Living. Working. Living. Working. I’m getting a little bored with being a grown up. With doing the right thing. Kinda bored with being nice too. Don’t you ever just want to yell at that jerk that shows up to work late all the time and ask him what the hell makes him so special? Why does he think he gets to work less?

Don’t you want to call in to work sometimes and refuse to acknowledge that there is anything in the world you need to do other than watching your favorite show on the DVR all day? Let the world go on without you for a day? Don’t you want to tell the jerk at the store with the screaming kid that civilized people leave the screaming kid at home or take them outside when they start screaming?

In a few weeks we’re driving to Kansas for a wedding, the timing was good and Priceline is awesome when you do you research (seriously – do your research). Something different will finally be happening on the weekend. It’ll be a long ride in the car but it will be something different, a change of scenery, a look at different (southern) parts of the country, however short it will be nice.

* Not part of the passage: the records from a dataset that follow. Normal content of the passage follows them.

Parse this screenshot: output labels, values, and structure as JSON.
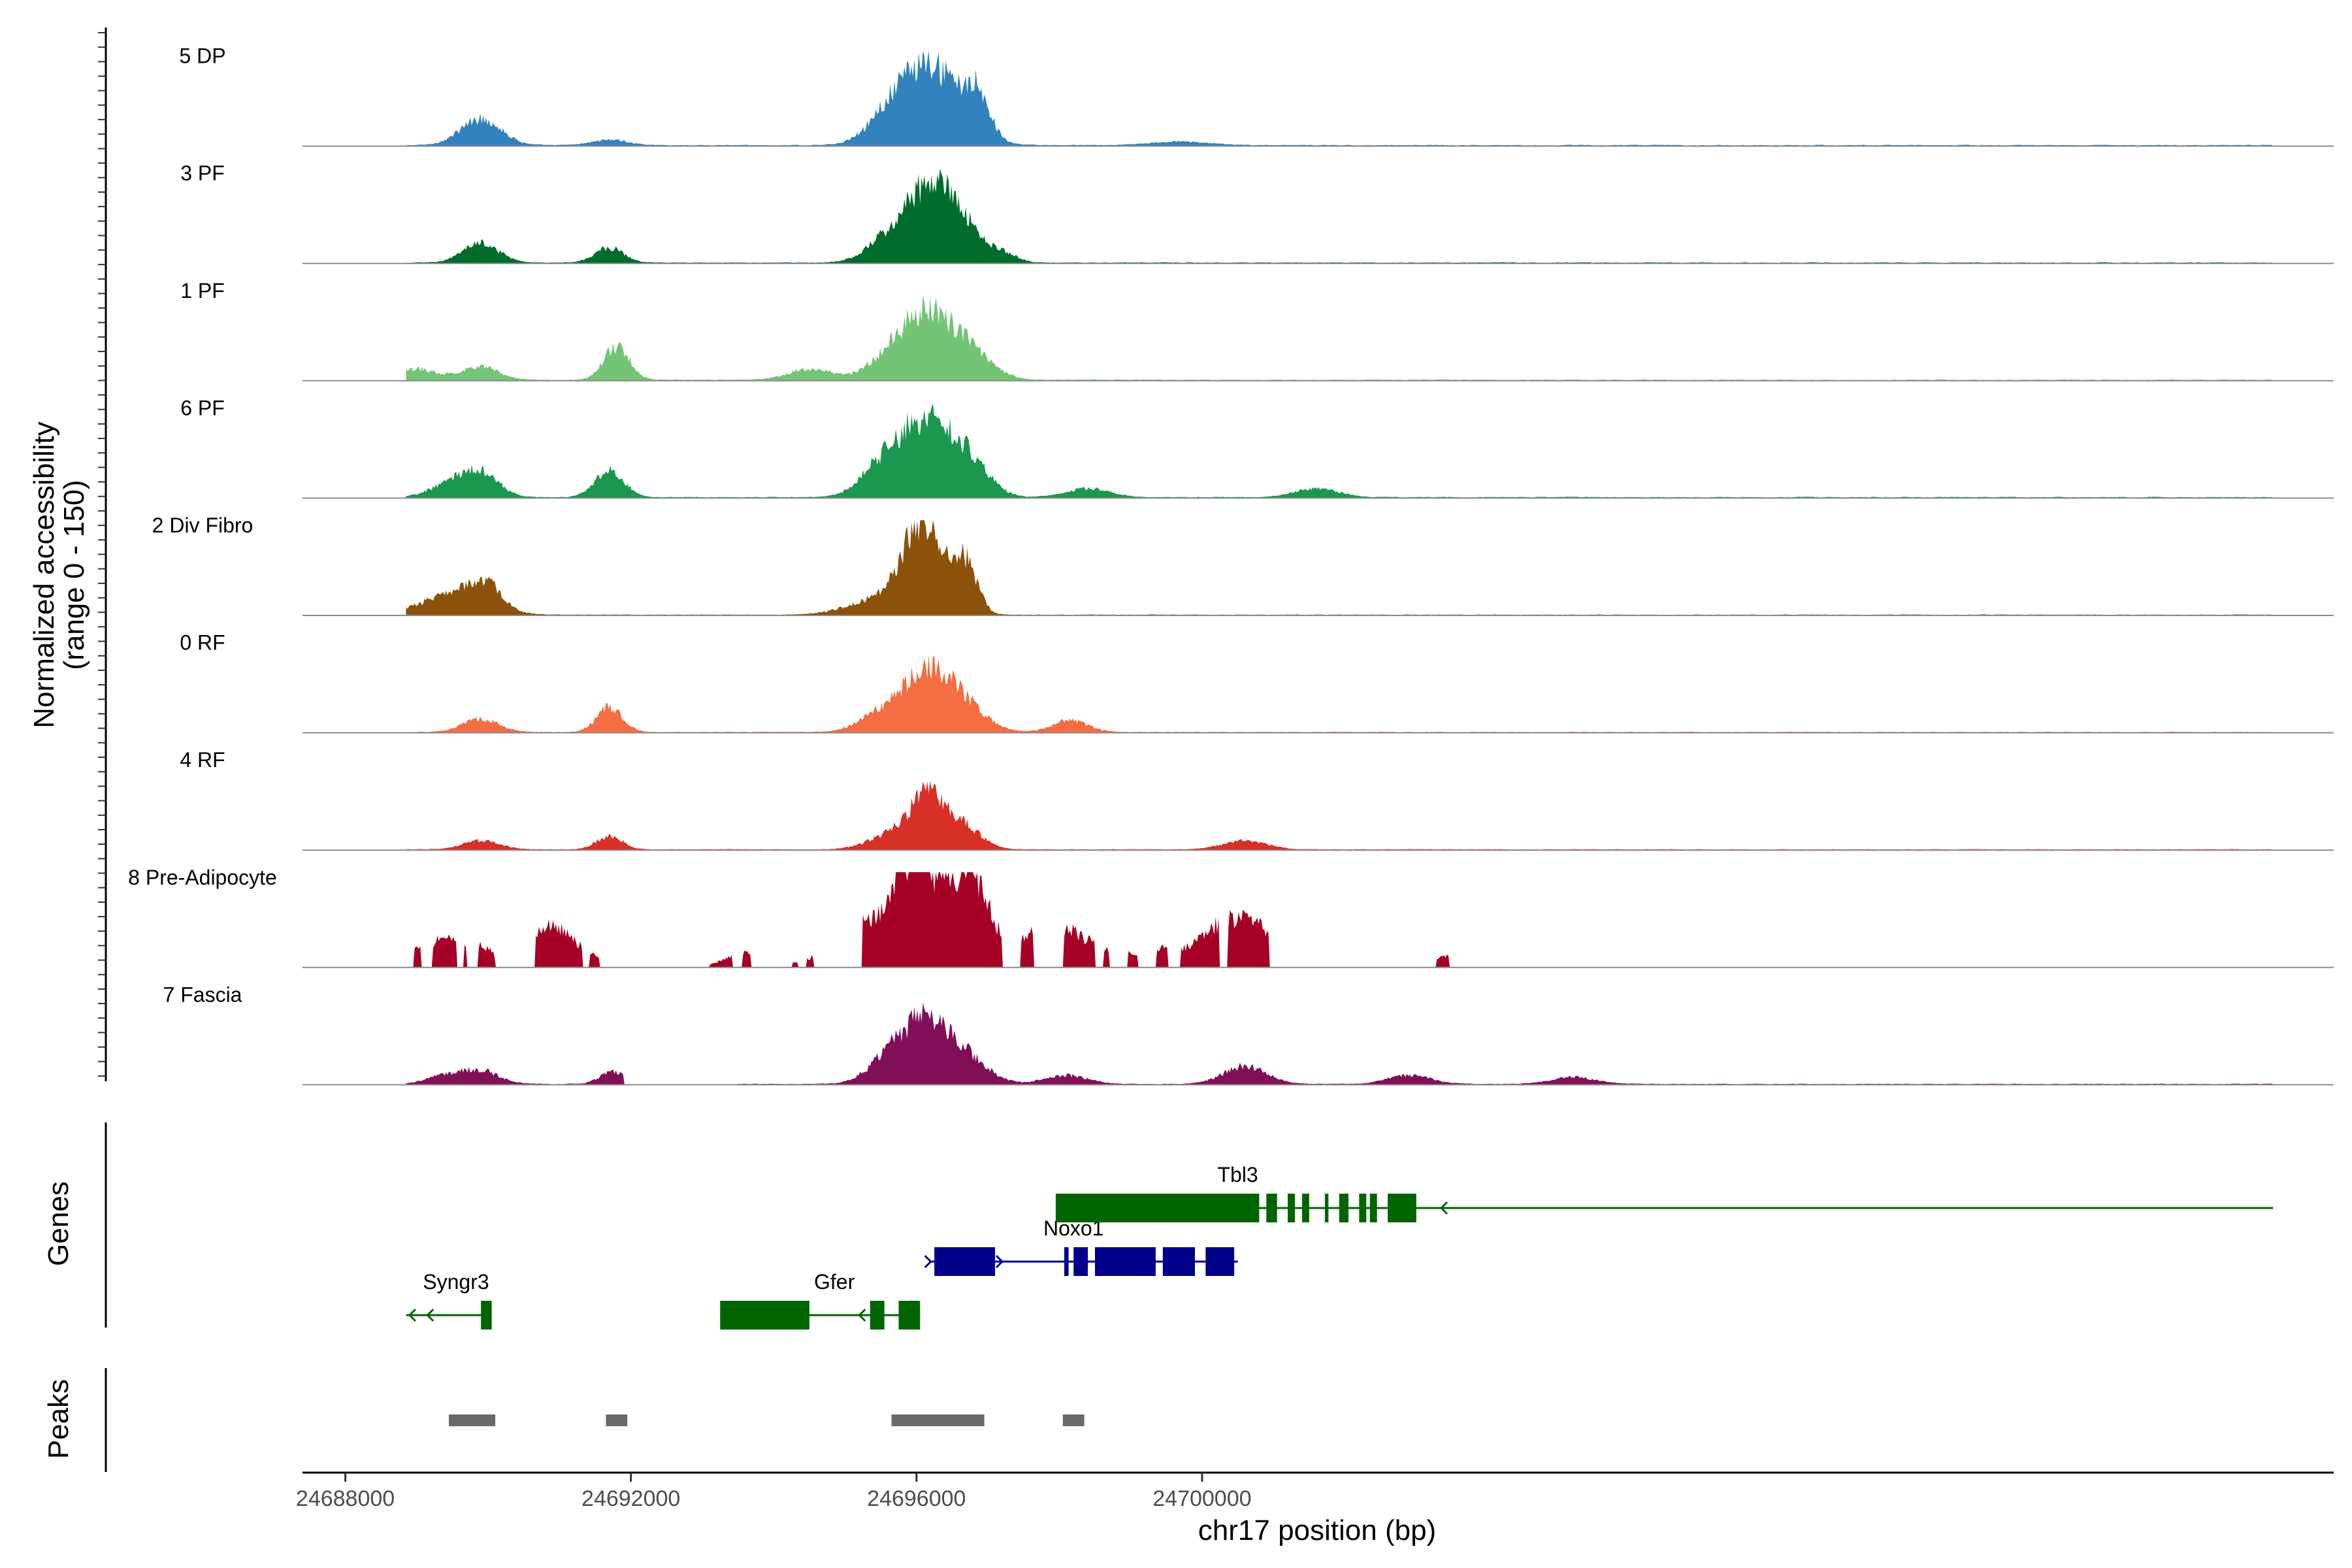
{
  "chart_data": {
    "type": "area",
    "title": "",
    "chromosome": "chr17",
    "xlabel": "chr17 position (bp)",
    "xlim": [
      24687400,
      24715850
    ],
    "xticks": [
      24688000,
      24692000,
      24696000,
      24700000
    ],
    "xtick_labels": [
      "24688000",
      "24692000",
      "24696000",
      "24700000"
    ],
    "ylabel_line1": "Normalized accessibility",
    "ylabel_line2": "(range 0 - 150)",
    "ylim": [
      0,
      150
    ],
    "track_start": 24688850,
    "track_end": 24715000,
    "series": [
      {
        "name": "5 DP",
        "color": "#3182BD",
        "amp": 1.0,
        "noise": 0.1,
        "peaks": [
          [
            24689900,
            280,
            0.3
          ],
          [
            24691700,
            250,
            0.06
          ],
          [
            24695600,
            300,
            0.22
          ],
          [
            24696200,
            420,
            0.88
          ],
          [
            24696850,
            170,
            0.45
          ],
          [
            24699700,
            400,
            0.04
          ]
        ],
        "gaps": []
      },
      {
        "name": "3 PF",
        "color": "#006D2C",
        "amp": 1.0,
        "noise": 0.09,
        "peaks": [
          [
            24689900,
            250,
            0.22
          ],
          [
            24691700,
            200,
            0.17
          ],
          [
            24695600,
            300,
            0.25
          ],
          [
            24696200,
            320,
            0.85
          ],
          [
            24696700,
            250,
            0.3
          ],
          [
            24697200,
            200,
            0.1
          ]
        ],
        "gaps": []
      },
      {
        "name": "1 PF",
        "color": "#74C476",
        "amp": 1.0,
        "noise": 0.1,
        "peaks": [
          [
            24689000,
            300,
            0.12
          ],
          [
            24689900,
            250,
            0.15
          ],
          [
            24691800,
            180,
            0.38
          ],
          [
            24694500,
            300,
            0.12
          ],
          [
            24695700,
            350,
            0.25
          ],
          [
            24696200,
            350,
            0.68
          ],
          [
            24696800,
            300,
            0.25
          ]
        ],
        "gaps": []
      },
      {
        "name": "6 PF",
        "color": "#1A9850",
        "amp": 1.0,
        "noise": 0.1,
        "peaks": [
          [
            24689500,
            300,
            0.15
          ],
          [
            24689900,
            250,
            0.25
          ],
          [
            24691700,
            200,
            0.3
          ],
          [
            24695500,
            300,
            0.3
          ],
          [
            24696100,
            350,
            0.8
          ],
          [
            24696700,
            300,
            0.4
          ],
          [
            24698400,
            300,
            0.1
          ],
          [
            24701600,
            300,
            0.1
          ]
        ],
        "gaps": []
      },
      {
        "name": "2 Div Fibro",
        "color": "#8C510A",
        "amp": 1.0,
        "noise": 0.08,
        "peaks": [
          [
            24689500,
            450,
            0.22
          ],
          [
            24689950,
            220,
            0.28
          ],
          [
            24696100,
            300,
            1.0
          ],
          [
            24696700,
            160,
            0.52
          ],
          [
            24695400,
            400,
            0.15
          ]
        ],
        "gaps": []
      },
      {
        "name": "0 RF",
        "color": "#F46D43",
        "amp": 1.0,
        "noise": 0.08,
        "peaks": [
          [
            24689900,
            250,
            0.15
          ],
          [
            24691700,
            180,
            0.28
          ],
          [
            24695500,
            300,
            0.2
          ],
          [
            24696150,
            320,
            0.7
          ],
          [
            24696700,
            300,
            0.25
          ],
          [
            24698150,
            250,
            0.13
          ]
        ],
        "gaps": []
      },
      {
        "name": "4 RF",
        "color": "#D73027",
        "amp": 1.0,
        "noise": 0.08,
        "peaks": [
          [
            24689900,
            250,
            0.1
          ],
          [
            24691700,
            180,
            0.15
          ],
          [
            24695600,
            300,
            0.15
          ],
          [
            24696150,
            250,
            0.6
          ],
          [
            24696650,
            250,
            0.25
          ],
          [
            24700600,
            300,
            0.1
          ]
        ],
        "gaps": []
      },
      {
        "name": "8 Pre-Adipocyte",
        "color": "#A50026",
        "amp": 1.0,
        "noise": 0.0,
        "peaks": [
          [
            24689000,
            150,
            0.18
          ],
          [
            24689400,
            180,
            0.35
          ],
          [
            24689750,
            120,
            0.15
          ],
          [
            24689950,
            150,
            0.2
          ],
          [
            24690800,
            250,
            0.38
          ],
          [
            24691200,
            300,
            0.2
          ],
          [
            24693500,
            250,
            0.1
          ],
          [
            24693800,
            300,
            0.1
          ],
          [
            24695000,
            300,
            0.38
          ],
          [
            24695400,
            300,
            0.3
          ],
          [
            24695800,
            200,
            0.55
          ],
          [
            24696150,
            280,
            1.05
          ],
          [
            24696750,
            200,
            0.85
          ],
          [
            24697000,
            300,
            0.25
          ],
          [
            24697500,
            300,
            0.18
          ],
          [
            24698100,
            400,
            0.4
          ],
          [
            24699000,
            300,
            0.12
          ],
          [
            24699500,
            200,
            0.15
          ],
          [
            24700300,
            350,
            0.5
          ],
          [
            24700750,
            200,
            0.35
          ],
          [
            24703450,
            250,
            0.12
          ]
        ],
        "gaps": [
          [
            24688850,
            24688950
          ],
          [
            24689060,
            24689220
          ],
          [
            24689560,
            24689650
          ],
          [
            24689700,
            24689850
          ],
          [
            24690100,
            24690650
          ],
          [
            24691330,
            24691410
          ],
          [
            24691560,
            24693100
          ],
          [
            24693420,
            24693560
          ],
          [
            24693680,
            24694250
          ],
          [
            24694350,
            24694450
          ],
          [
            24694570,
            24694950
          ],
          [
            24694950,
            24695230
          ],
          [
            24697200,
            24697450
          ],
          [
            24697650,
            24698050
          ],
          [
            24698500,
            24698620
          ],
          [
            24698700,
            24698950
          ],
          [
            24699100,
            24699350
          ],
          [
            24699520,
            24699700
          ],
          [
            24700250,
            24700350
          ],
          [
            24700950,
            24703280
          ],
          [
            24703470,
            24715000
          ]
        ]
      },
      {
        "name": "7 Fascia",
        "color": "#810F57",
        "amp": 1.0,
        "noise": 0.09,
        "peaks": [
          [
            24689400,
            250,
            0.1
          ],
          [
            24689900,
            250,
            0.15
          ],
          [
            24691750,
            180,
            0.14
          ],
          [
            24695600,
            300,
            0.22
          ],
          [
            24696150,
            350,
            0.7
          ],
          [
            24696750,
            300,
            0.2
          ],
          [
            24698100,
            300,
            0.1
          ],
          [
            24700600,
            300,
            0.2
          ],
          [
            24702900,
            300,
            0.1
          ],
          [
            24705200,
            300,
            0.08
          ]
        ],
        "gaps": [
          [
            24691900,
            24693500
          ]
        ]
      }
    ],
    "genes_track_label": "Genes",
    "genes": [
      {
        "name": "Syngr3",
        "strand": "-",
        "color": "#006400",
        "start": 24688850,
        "end": 24690050,
        "row": 3,
        "exons": [
          [
            24689900,
            24690050
          ]
        ],
        "arrows": [
          24688900,
          24689150
        ],
        "label_x": 24689550,
        "label_row": 2
      },
      {
        "name": "Gfer",
        "strand": "-",
        "color": "#006400",
        "start": 24693250,
        "end": 24696050,
        "row": 3,
        "exons": [
          [
            24693250,
            24694500
          ],
          [
            24695350,
            24695550
          ],
          [
            24695750,
            24696050
          ]
        ],
        "arrows": [
          24695200
        ],
        "label_x": 24694850,
        "label_row": 2
      },
      {
        "name": "Noxo1",
        "strand": "+",
        "color": "#00008B",
        "start": 24696200,
        "end": 24700500,
        "row": 2,
        "exons": [
          [
            24696250,
            24697100
          ],
          [
            24698070,
            24698130
          ],
          [
            24698200,
            24698400
          ],
          [
            24698500,
            24699350
          ],
          [
            24699450,
            24699900
          ],
          [
            24700050,
            24700450
          ]
        ],
        "arrows": [
          24696200,
          24697200
        ],
        "label_x": 24698200,
        "label_row": 1
      },
      {
        "name": "Tbl3",
        "strand": "-",
        "color": "#006400",
        "start": 24697950,
        "end": 24715000,
        "row": 0,
        "exons": [
          [
            24697950,
            24700800
          ],
          [
            24700900,
            24701050
          ],
          [
            24701200,
            24701300
          ],
          [
            24701400,
            24701500
          ],
          [
            24701720,
            24701770
          ],
          [
            24701920,
            24702050
          ],
          [
            24702200,
            24702300
          ],
          [
            24702350,
            24702450
          ],
          [
            24702600,
            24703000
          ]
        ],
        "arrows": [
          24703350
        ],
        "label_x": 24700500,
        "label_row": -1
      }
    ],
    "peaks_track_label": "Peaks",
    "peaks_color": "#696969",
    "peaks": [
      [
        24689450,
        24690100
      ],
      [
        24691650,
        24691950
      ],
      [
        24695650,
        24696950
      ],
      [
        24698050,
        24698350
      ]
    ]
  }
}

I have an impatient travel bug with an empty wallet. It’s a damned sentence.

We’re in that class where you work your ass off, pay your bills and find that there’s nothing left. For anything. No savings to speak of, bad credit history from when the economy hit the skids and gas cost us more than our mortgage because the only house we could afford was 50 miles from our jobs. And a mistrust of credit cards, enough that we don’t mess with them.

The bane of my existence currently? My apartment. They don’t tell you when you lease here that if you’d like to park anywhere near your apartment, investing in a parking spot is a wise decision. Let’s forget I live on the third floor. My rent is ridiculous for the quality and they nickel and dime you to death. Our lease will be up at the end of the summer and I told hubby to buy another gun because we’re getting a cheaper place.

I’m being completely facetious. We live in a suburb of Fort Worth (near DFW Int’l Airport) where if the kids are tardy four times in a semester the parents get a ticket. The cops are bored, nothing happens here. We’re safe, not to mention everything we have is just stuff….that’s covered by insurance. I’ll sacrifice the rent and some crap in the apartment to fill space to have more time for road trips and the fun things that weekends were designed for…screw buying a house, why care about that anymore, the kids will grow up and then what will you have? A liability. It’s just another roof people, it doesn’t mean anything.

Don’t you agree? Isn’t being a grown up overrated? I didn’t know that it would be this boring. We get so caught up in the daily routine that our sense of adventure gets swallowed. Don’t you think it’s time to blow the dust of and do something? What have you been itching to do lately?